Work Text:
Не то чтобы Женя ждал после выпускного праздничного минета на крыше и торжественного обеда в семействе Салесов с приятной толикой каминг-аута, но…
Минет, впрочем, был и был хорош, а вот с остальным как-то не сложилось: Эмиль утер губы и сообщил о поступлении в ГИТИС так буднично, словно говорил о пицце, и так походя, словно к Жене это отношения вообще не имело.
Оказалось, что к Жене это и правда отношения вообще не имеет.
Дальнейшая жизнь Эмиля Салеса была расписана наперед: жена, собака, карьера, в перспективе чистенькие кудрявые обрезанные детишки, а все это блядство, гейство и сладкие отсосы в раздевалках спортзала остаются в прошлом, как стыдный но прикольный элемент биографии. Женя, который вообще-то не на помойке себя нашел, натянул штаны и удалился, проигнорировав причитания про прощальный секс.
Неделю он выл в подушку как проклятый, а потом решил, что хуй там плавал и он еще все всем покажет, и даже без хуя.
Видоевизитку Женя записывал в джакузи и пьяный, а на вступительных читал басню про ворону и сыр от лица анальной пробки лисицы.
Уставшая преподша, перед которой стояла табличка с именем (Агатасанна, вот так, в одно словно), скептически наблюдала за жениной импровизацией поверх очков, а рядом уссывался от смеха высокий чилловый парень с темными глазами и густым баритоном, переходящим в бас.
— Лёш, мы, конечно, это возьмем, но только под твою ответственность, — сказала Агатасанна, и Лёша радостно закивал.
В общем, на курс Женя попал, и даже ввернул небрежно фразу «Не очень-то это и сложно было», когда зеленоватого цвета Эмиль дефелировал мимо под руку с нежной фарфоровой красавицей (Женя отметил это, не смотря на уязвленную гордость).
Агатасанна на курсе за Женю взялась всерьез, даже заикаться о монологах от лица секс-игрушек запретила, и заставляла дрочить не хуй, а дикцию и сраного Гамлета. Женя ночами, по привычке на крыше общежития, повторял ебучие скороговорки и подсматривал за грацией котиков, а потом, когда стало совсем холодно, живший на самом верхнем этаже Лёша Толстокоров за шкирятник отволок Женю к себе в комнату, под предлогом того, что оглушительное чихание мешает ему нормально спать.

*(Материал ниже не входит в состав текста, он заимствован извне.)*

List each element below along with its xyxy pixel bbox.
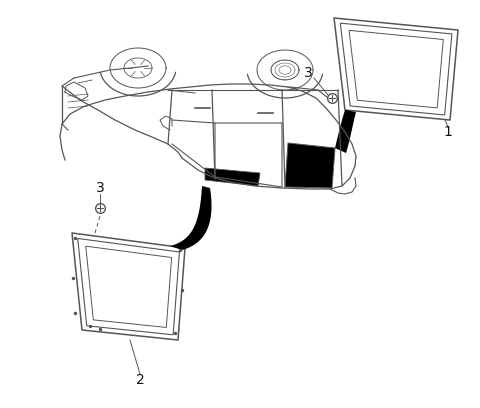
Text: 3: 3 bbox=[96, 181, 104, 195]
Polygon shape bbox=[335, 110, 356, 153]
Polygon shape bbox=[285, 143, 335, 188]
Text: 2: 2 bbox=[136, 373, 144, 387]
Polygon shape bbox=[170, 186, 212, 250]
Text: 3: 3 bbox=[304, 66, 312, 80]
Text: 1: 1 bbox=[444, 125, 453, 139]
Polygon shape bbox=[205, 168, 260, 186]
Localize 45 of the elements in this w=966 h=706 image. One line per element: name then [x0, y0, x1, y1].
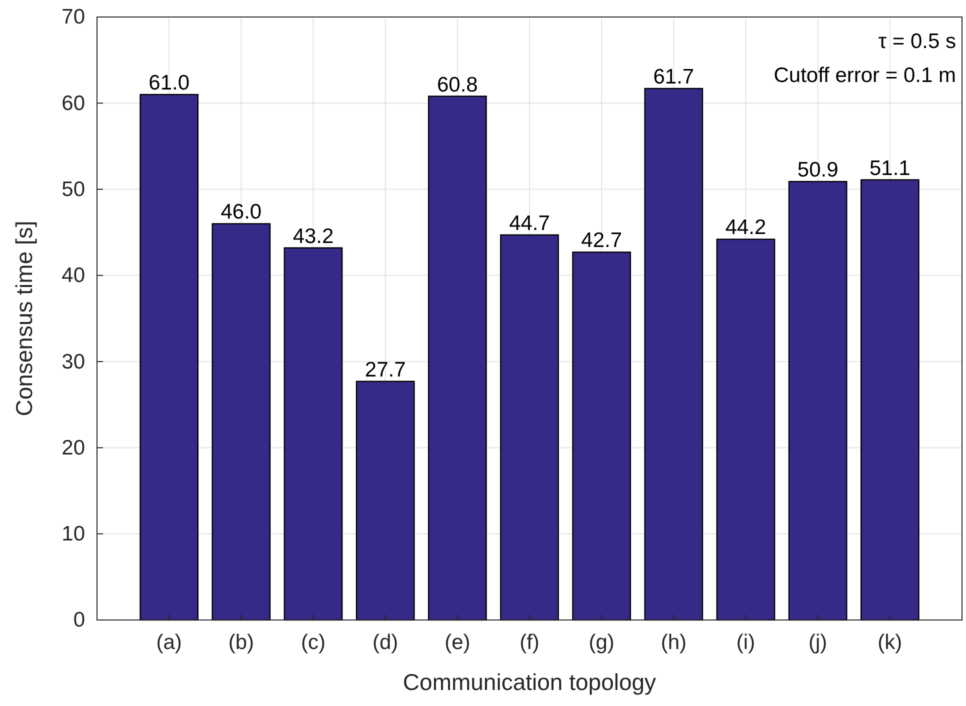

Лёша объяснял понятно, иногда для доходчивости на хуях, необидно подшучивал над Жениной любовью к блестящим вещам, терпеливо наигрывал гаммы на раздолбоном синтезаторе, заставляя распеваться, и подкидывал матерные скороговорки. Жене с ним легко было, комфортно, спокойно, и потом, когда для выпускного мюзикла Агатасанна выбрала попсовую романтическую жвачку с Эмилем и его фарфоровой Катей в главных ролях, Женя некрасиво разрыдался у Лёше на ковре, а тот гладил его по макушке своей широкой ладонью и искренне успокаивал, обещая, что Женя еще все всем покажет.
К Кате у Жени не было никаких претензий, а вот к Эмилю…
На финальных поклонах Салес, все такой же зеленый, удостоился редких аплодисментов от родителей, сидевших в первом ряду, а вот Жене, его шубе и охренительно-затянутой ноте свистел и хлопал весь зал, стоя.
Женя бросил шапочку вверх, сорвался со сцены и, счастливый, запрыгнул на Лёшу.
— Я же говорил, — смеялся Толстокоров.
И они, конечно, всем показали — во-первых, как надо правильно целоваться!